In today’s climate of sameness, it is not often that one walks into an exhibition and has that prickle of excitement wash over them. Marion Borgelt’s recent diverse exhibition, Moonlight in my Veins, is one in which works flirt, expand, and excite through their materiality. The viewer is taken on a journey between two and three dimensional works that is technically perfect. This is an exhibition that sits in complete harmony and balance.
Borgelt’s new works are no different in their elegant shift between convex and concave forms; between intimate-scaled objects to broad optical paintings; they all adhere to Borgelt’s desire to manipulate, or challenge, the viewing experience.

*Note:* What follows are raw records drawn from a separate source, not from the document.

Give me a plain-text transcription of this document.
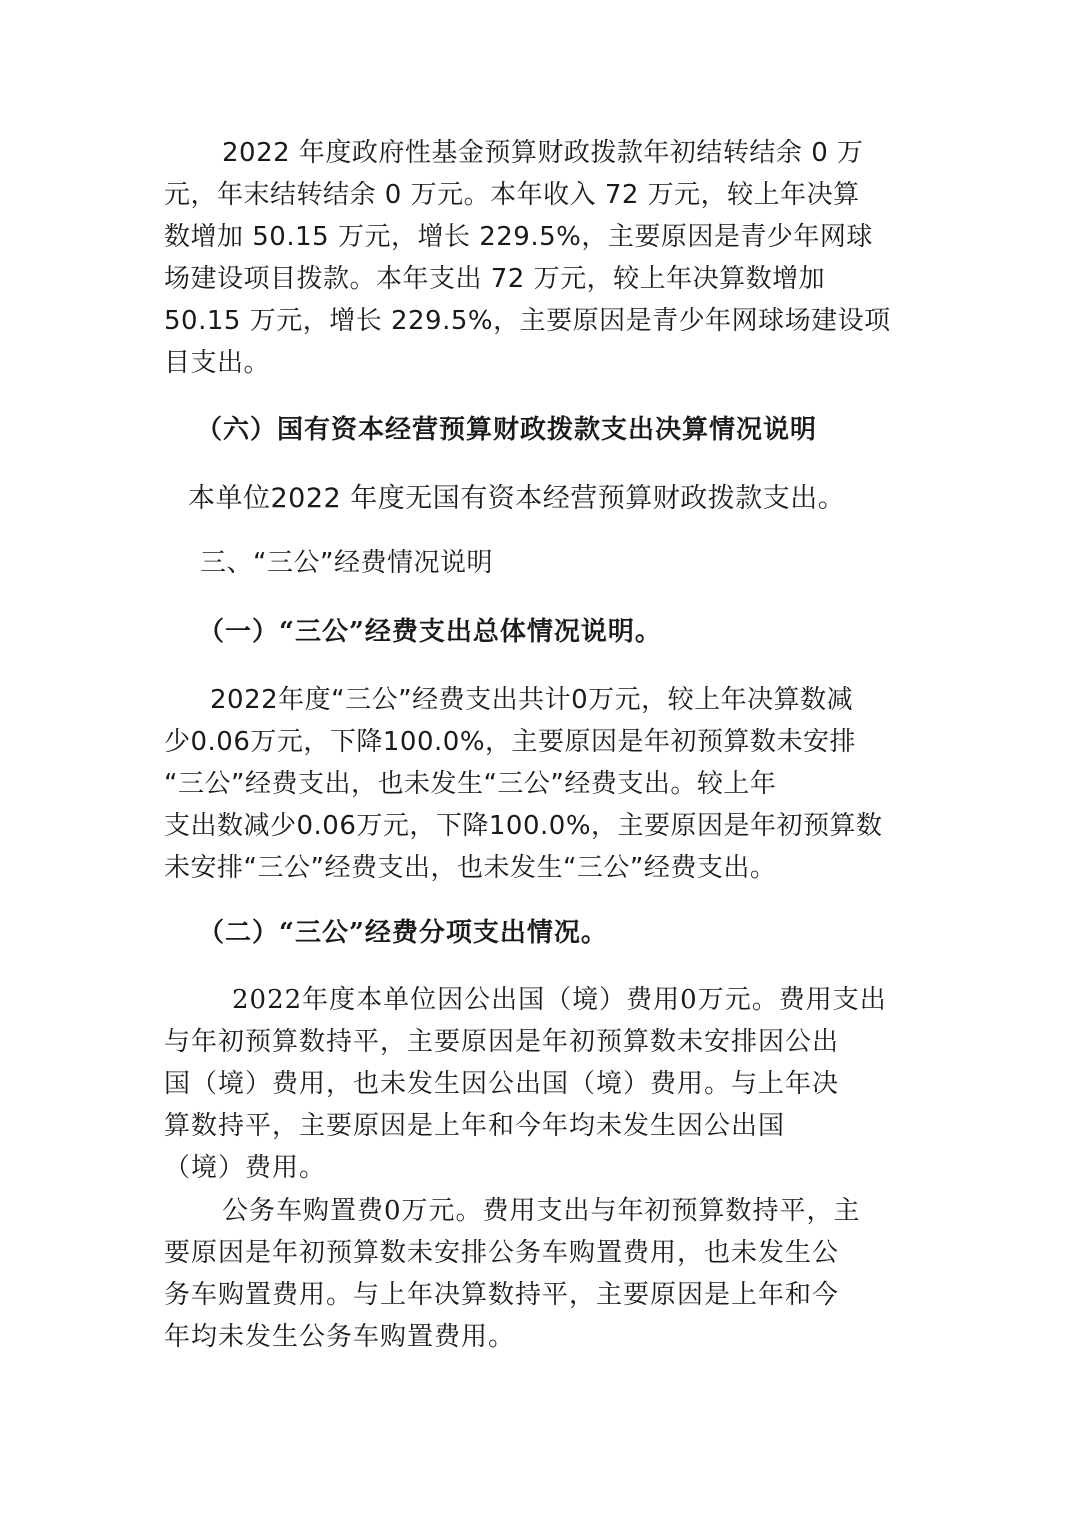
2022 年度政府性基金预算财政拨款年初结转结余 0 万

元，年末结转结余 0 万元。本年收入 72 万元，较上年决算

数增加 50.15 万元，增长 229.5%，主要原因是青少年网球

场建设项目拨款。本年支出 72 万元，较上年决算数增加

50.15 万元，增长 229.5%，主要原因是青少年网球场建设项

目支出。

（六）国有资本经营预算财政拨款支出决算情况说明

本单位2022 年度无国有资本经营预算财政拨款支出。

三、“三公”经费情况说明

（一）“三公”经费支出总体情况说明。

2022年度“三公”经费支出共计0万元，较上年决算数减

少0.06万元，下降100.0%，主要原因是年初预算数未安排

“三公”经费支出，也未发生“三公”经费支出。较上年

支出数减少0.06万元，下降100.0%，主要原因是年初预算数

未安排“三公”经费支出，也未发生“三公”经费支出。

（二）“三公”经费分项支出情况。

2022年度本单位因公出国（境）费用0万元。费用支出

与年初预算数持平，主要原因是年初预算数未安排因公出

国（境）费用，也未发生因公出国（境）费用。与上年决

算数持平，主要原因是上年和今年均未发生因公出国

（境）费用。

公务车购置费0万元。费用支出与年初预算数持平，主

要原因是年初预算数未安排公务车购置费用，也未发生公

务车购置费用。与上年决算数持平，主要原因是上年和今

年均未发生公务车购置费用。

In Moonlight in my Veins she plays with light and form so that the eye is taunted, as with the flicker of gold as a painting’s surgically slit canvas flips between face and verso or a sculpture’s delicate duck-egg surface takes flight as its edges curl-off the gallery wall – at once playful and lavish.

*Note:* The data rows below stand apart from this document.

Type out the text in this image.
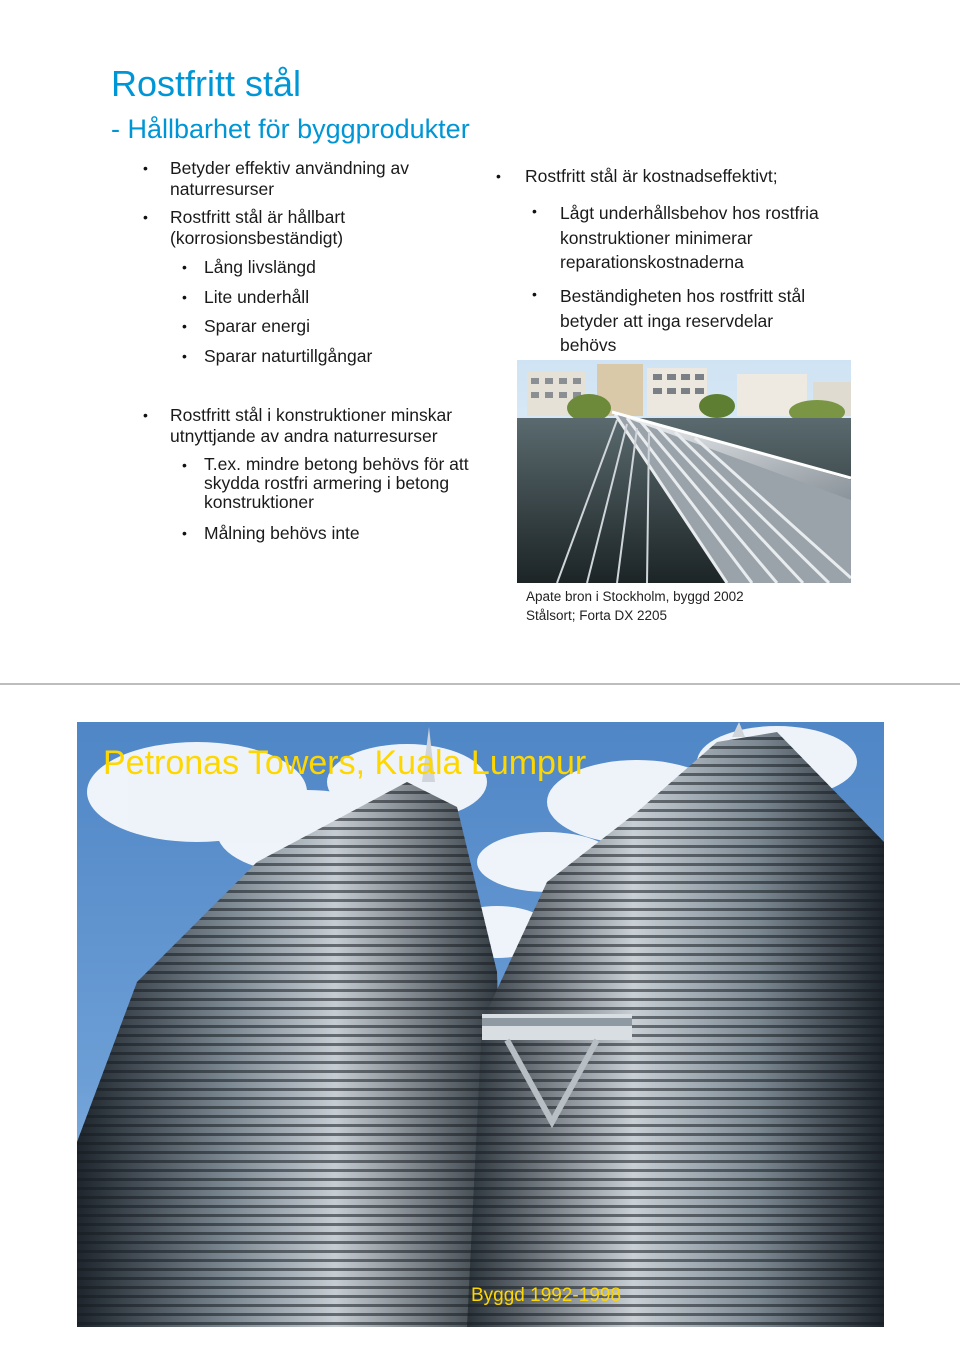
Rostfritt stål
- Hållbarhet för byggprodukter
• Betyder effektiv användning av
naturresurser
• Rostfritt stål är hållbart
(korrosionsbeständigt)
• Lång livslängd
• Lite underhåll
• Sparar energi
• Sparar naturtillgångar
• Rostfritt stål är kostnadseffektivt;
• Lågt underhållsbehov hos rostfria
konstruktioner minimerar
reparationskostnaderna
• Beständigheten hos rostfritt stål
betyder att inga reservdelar
behövs
• Rostfritt stål i konstruktioner minskar
utnyttjande av andra naturresurser
• T.ex. mindre betong behövs för att
skydda rostfri armering i betong
konstruktioner
• Målning behövs inte
Apate bron i Stockholm, byggd 2002
Stålsort; Forta DX 2205
Petronas Towers, Kuala Lumpur
Byggd 1992-1998
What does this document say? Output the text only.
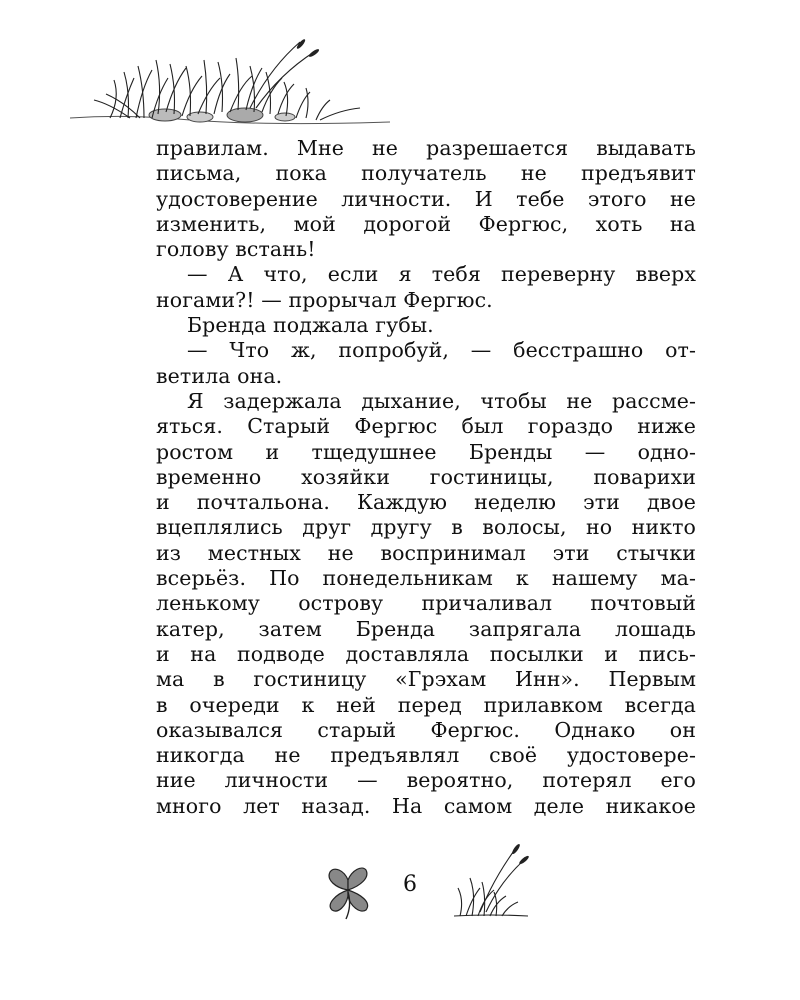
правилам. Мне не разрешается выдавать
письма, пока получатель не предъявит
удостоверение личности. И тебе этого не
изменить, мой дорогой Фергюс, хоть на
голову встань!
— А что, если я тебя переверну вверх
ногами?! — прорычал Фергюс.
Бренда поджала губы.
— Что ж, попробуй, — бесстрашно от-
ветила она.
Я задержала дыхание, чтобы не рассме-
яться. Старый Фергюс был гораздо ниже
ростом и тщедушнее Бренды — одно-
временно хозяйки гостиницы, поварихи
и почтальона. Каждую неделю эти двое
вцеплялись друг другу в волосы, но никто
из местных не воспринимал эти стычки
всерьёз. По понедельникам к нашему ма-
ленькому острову причаливал почтовый
катер, затем Бренда запрягала лошадь
и на подводе доставляла посылки и пись-
ма в гостиницу «Грэхам Инн». Первым
в очереди к ней перед прилавком всегда
оказывался старый Фергюс. Однако он
никогда не предъявлял своё удостовере-
ние личности — вероятно, потерял его
много лет назад. На самом деле никакое
6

Known for their optical foundations, Borgelt’s paintings don’t have the harshness of 1960s Op Art, rather opting for the soft-focus version. Here she has pushed that in a new direction using the organic fold of a piece of fabric to blur the shift between space, colour, and light. Take the huge four-panel Liquid Light: 54 Degrees (2009) where the canvas is cut into vertical strips that are twisted to their blank verso and are delicately nailed into place. Creating an organic line that curves its way across the painting’s horizontal spread, it moves from black to luminous gold.

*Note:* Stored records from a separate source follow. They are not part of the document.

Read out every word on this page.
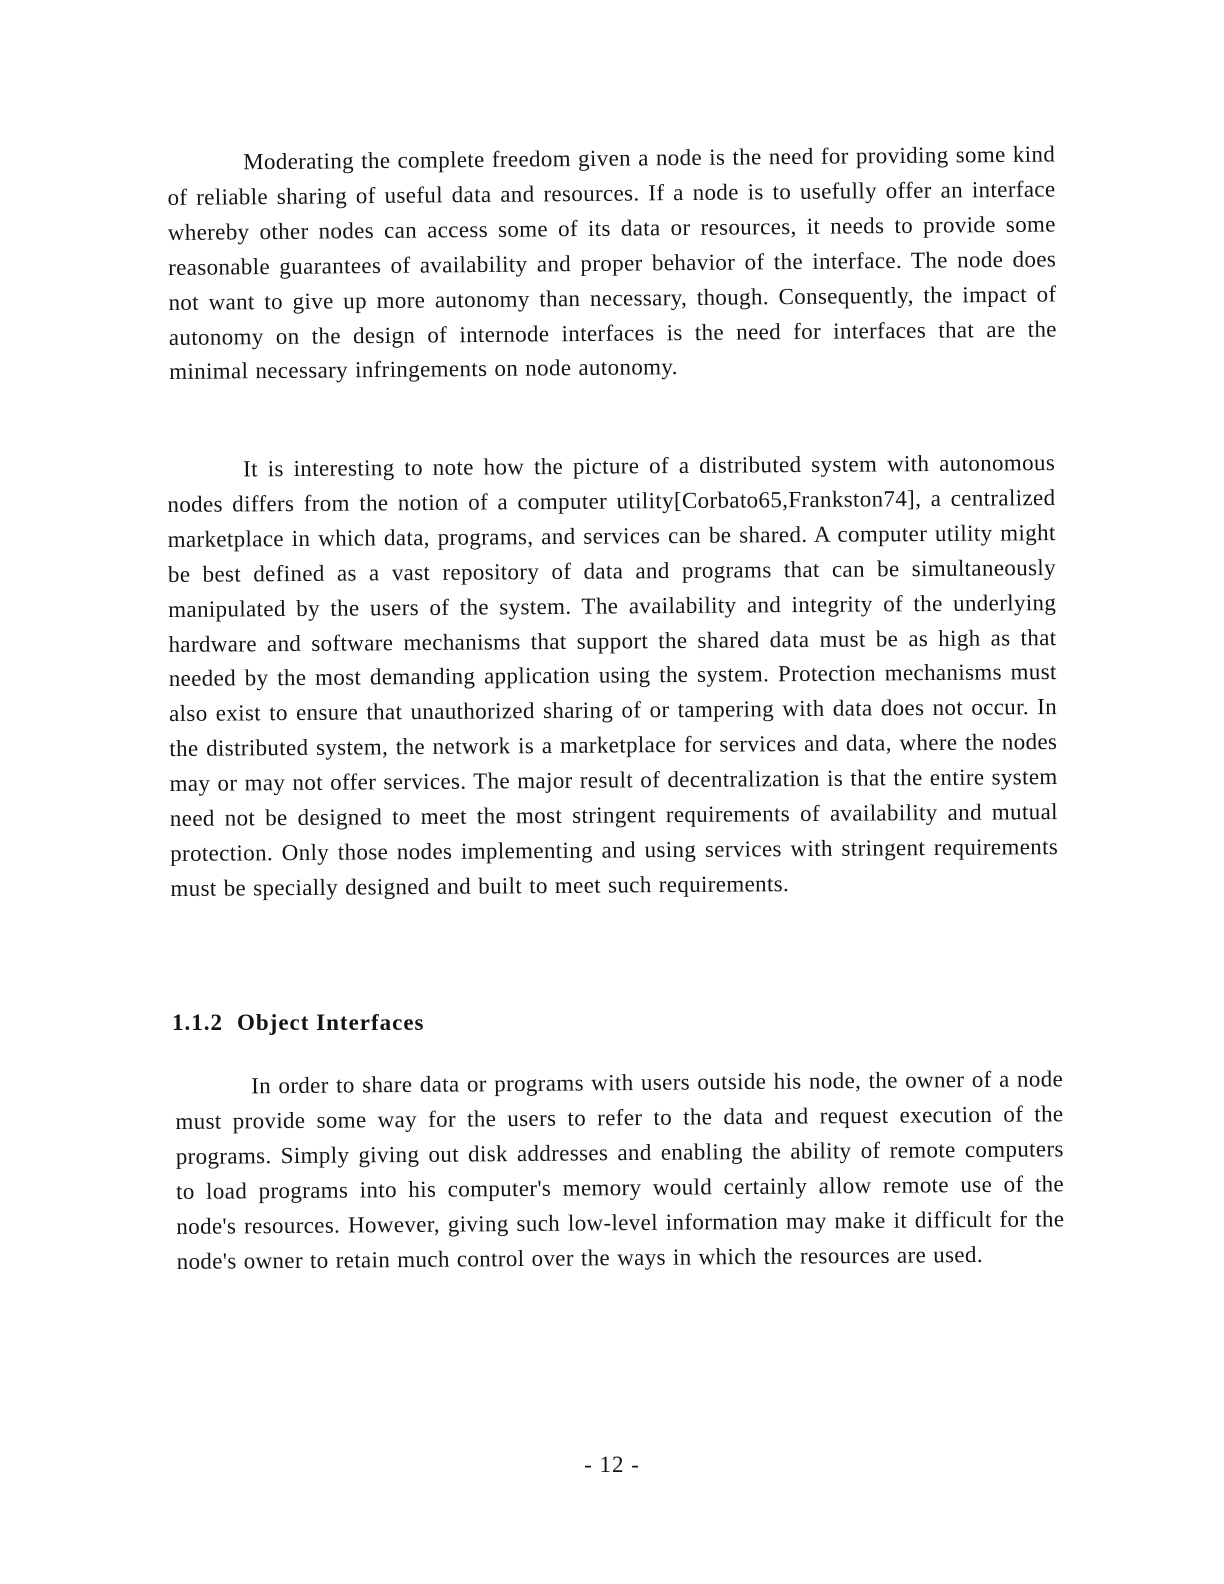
Moderating the complete freedom given a node is the need for providing some kind of reliable sharing of useful data and resources. If a node is to usefully offer an interface whereby other nodes can access some of its data or resources, it needs to provide some reasonable guarantees of availability and proper behavior of the interface. The node does not want to give up more autonomy than necessary, though. Consequently, the impact of autonomy on the design of internode interfaces is the need for interfaces that are the minimal necessary infringements on node autonomy.

It is interesting to note how the picture of a distributed system with autonomous nodes differs from the notion of a computer utility[Corbato65,Frankston74], a centralized marketplace in which data, programs, and services can be shared. A computer utility might be best defined as a vast repository of data and programs that can be simultaneously manipulated by the users of the system. The availability and integrity of the underlying hardware and software mechanisms that support the shared data must be as high as that needed by the most demanding application using the system. Protection mechanisms must also exist to ensure that unauthorized sharing of or tampering with data does not occur. In the distributed system, the network is a marketplace for services and data, where the nodes may or may not offer services. The major result of decentralization is that the entire system need not be designed to meet the most stringent requirements of availability and mutual protection. Only those nodes implementing and using services with stringent requirements must be specially designed and built to meet such requirements.

1.1.2 Object Interfaces

In order to share data or programs with users outside his node, the owner of a node must provide some way for the users to refer to the data and request execution of the programs. Simply giving out disk addresses and enabling the ability of remote computers to load programs into his computer's memory would certainly allow remote use of the node's resources. However, giving such low-level information may make it difficult for the node's owner to retain much control over the ways in which the resources are used.

- 12 -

Selecting either a horizontal or vertical axis with a diffused rhythm of psychedelic strips in violet, lemon, neon pink, and black, these belts of colour are kinked, softened with the intensity of a neon glow. They burn and fade onto our retina. Borgelt clearly points to a tradition of 20th-century painting, and yet these works have a currency today that sits beyond mere retro design.
The third element to this exhibition is a group of sculptures – both freestanding and wall-based. These works are all about surface. Looking at two works in particular – a disc pinched at the sides so that its curves fly off the walls, scooping light into its fold – it draws the viewer into its private zone. Lunar Warp: No.9 (2009) is a delicate surface made from shards of duck-egg shells with their subtle blues, grays, and whites, polished to a marble like sheen. Lunar Warp: No.7 (2009), in contrast, has the patina of gold leaf, its richness offset by the black of its verso. This series, while taking its title from a lunar fascination and luminosity, equally subscribes to Eastern spirituality and Zen purity.
Moonlight in my Veins is an incredibly cohesive exhibition and while a severed canvas, a duck-egg sculpture, and an acidic zip painting may logically be polar opposites, Borgelt connects these with her maturity and understanding of form and light that is the richest possible.